Every morning I wake up on

The wrong side of capitalism

Tony Blair’s favourite band

U2 as Badiou-ian revolutionaries? Unlikely. Surely the problem with Blairite capitalist culture is not a _lack_ of “yearning, the horizon, the utopian”, let a lone a lack of “hairy-chested wailing.” On the contrary, capitalism now thrives on a certain sort of passion. U2 are a great engine for constructing a ’sincerity’ with no content (they mean nothing, but they _really mean it_). This is the same sincerity that is at issue when arguments about the Iraq war shift to discussions of Tony Blair’s character, with what he _believed_ in the run up to the war. The absence of WMDs serves to retrospectively make him _more sincere_; thus, the more wrong Tony Blair turns out to be, the more justified he can claim the invasion was.

The affects of passion and sincerity are the cornerstone of what k-punk calls innocynicism, the ruling ideology right now. It’s no surprise that U2 suddenly became cool again in the late ’90s: but, now more than ever, it’s important to remember just how shit they are.

Incidentally, is Joshua Tree where Foucault used to go to drop acid with Geo’s landlord’s mate? Or was that a different, more northerly, desert?

 

8 comments

  1. Brilliant. Couldn’t agree more. That whole issue about “really meaning”, the pathos set up before that “lack of meaning” must also be related to what I perceive as a deep flaw in self-reflexivity -which already in Freud’s age began to fail its diagnostic task.
    Self-reflexivity NOW is just another mechanism that enables functioning. It’s as if the “crisis situation” of the romantic subject is being produced as enjoyment now. Excuse the Zizek jargon, it just came outthat way.
    cheers

    Comment by steff @ 8/28/2005 10:44 am

  2. they mean nothing, but they really mean it
    Brilliant post by Tim at the Wrong Side of Capitalism, which manages to precisely identify the parallels between Blair and U2. (Strangely, the post he was responding to seems to have disappeared.) It also makes a very serious point about…

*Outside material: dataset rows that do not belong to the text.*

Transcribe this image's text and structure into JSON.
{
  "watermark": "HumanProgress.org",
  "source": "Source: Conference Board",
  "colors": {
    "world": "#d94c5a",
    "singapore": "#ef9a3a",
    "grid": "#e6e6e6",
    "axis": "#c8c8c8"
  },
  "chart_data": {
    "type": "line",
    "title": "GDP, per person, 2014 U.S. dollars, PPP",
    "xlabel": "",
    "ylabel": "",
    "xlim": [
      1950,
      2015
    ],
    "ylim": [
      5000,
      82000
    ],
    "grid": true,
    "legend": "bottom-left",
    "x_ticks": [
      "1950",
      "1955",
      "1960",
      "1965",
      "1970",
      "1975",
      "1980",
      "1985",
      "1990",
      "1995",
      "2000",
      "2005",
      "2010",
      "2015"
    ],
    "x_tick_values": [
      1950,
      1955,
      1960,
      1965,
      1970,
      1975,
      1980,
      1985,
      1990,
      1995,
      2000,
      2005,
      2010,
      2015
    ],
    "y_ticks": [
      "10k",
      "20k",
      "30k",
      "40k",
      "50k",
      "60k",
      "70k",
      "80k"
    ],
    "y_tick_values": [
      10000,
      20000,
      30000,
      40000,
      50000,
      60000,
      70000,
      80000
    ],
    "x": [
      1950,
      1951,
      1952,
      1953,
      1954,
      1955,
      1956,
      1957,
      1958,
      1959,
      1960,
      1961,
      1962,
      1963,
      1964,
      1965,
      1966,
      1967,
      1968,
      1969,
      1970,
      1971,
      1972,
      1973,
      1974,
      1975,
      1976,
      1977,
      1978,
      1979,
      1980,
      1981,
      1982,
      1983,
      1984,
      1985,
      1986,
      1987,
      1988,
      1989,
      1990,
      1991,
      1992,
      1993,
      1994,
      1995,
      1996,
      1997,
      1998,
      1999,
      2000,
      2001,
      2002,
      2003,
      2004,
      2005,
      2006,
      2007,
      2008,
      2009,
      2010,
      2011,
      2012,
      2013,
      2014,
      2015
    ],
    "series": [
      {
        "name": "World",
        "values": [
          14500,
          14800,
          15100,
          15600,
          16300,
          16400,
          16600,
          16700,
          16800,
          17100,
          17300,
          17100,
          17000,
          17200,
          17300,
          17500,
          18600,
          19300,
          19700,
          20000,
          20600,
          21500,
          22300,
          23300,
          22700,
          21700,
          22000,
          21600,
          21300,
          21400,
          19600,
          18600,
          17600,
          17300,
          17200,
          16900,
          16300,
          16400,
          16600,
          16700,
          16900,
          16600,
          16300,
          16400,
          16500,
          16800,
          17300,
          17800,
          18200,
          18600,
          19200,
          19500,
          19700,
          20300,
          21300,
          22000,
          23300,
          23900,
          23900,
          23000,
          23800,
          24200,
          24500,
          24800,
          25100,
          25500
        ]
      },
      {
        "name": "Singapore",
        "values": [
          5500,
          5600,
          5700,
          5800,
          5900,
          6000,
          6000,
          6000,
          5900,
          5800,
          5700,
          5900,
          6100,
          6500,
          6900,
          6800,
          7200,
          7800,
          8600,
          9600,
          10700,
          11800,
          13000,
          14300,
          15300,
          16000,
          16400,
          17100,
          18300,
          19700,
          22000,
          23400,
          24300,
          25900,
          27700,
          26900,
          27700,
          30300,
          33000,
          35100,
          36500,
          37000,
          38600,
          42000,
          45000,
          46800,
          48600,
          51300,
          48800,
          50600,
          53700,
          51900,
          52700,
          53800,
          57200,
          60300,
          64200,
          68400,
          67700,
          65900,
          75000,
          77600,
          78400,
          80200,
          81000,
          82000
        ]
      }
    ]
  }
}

    Trackback by k-punk @ 8/28/2005 10:35 pm

  3. “U2 suddenly became cool again”: on which planet did this happen? and on which planet were they ever cool in the first place? I seem to have managed to avoid it for the past 20-odd years. Lucky me.

    Comment by Jim @ 8/29/2005 1:04 am

  4. There was an attempt to rehabilitate U2 when ‘Pop’ came out in 1997. It looked like it had failed, but then when ‘All that you can’t leave behind’ was released, the rehibilitation campaign was retroactively declared succesful, and music journalists and Radio 1 DJs were falling over themselves to big up U2.

    Comment by Tim @ 8/29/2005 5:06 am

  5. They weren’t part of the catholic conspiracy then Tim? :-)

    Comment by mark k-p @ 8/29/2005 6:35 am

  6. i meant the anti-catholic conspiracy obviously!

    Comment by mark k-p @ 8/29/2005 8:04 am

  7. With Bono running for Peace Nobel Prize alongside the equally nonest and hollow German chancellor, this post should be written on big walls.

    Comment by Classless Kulla @ 8/30/2005 9:36 pm

  8. Didn’t he drop acid with Carlos Castaneda and then saw a giant Victorian Super-Nanny invent sexuality (or “its current cultural forms”)? They then headed to Big Sur and found some alligators in a pond.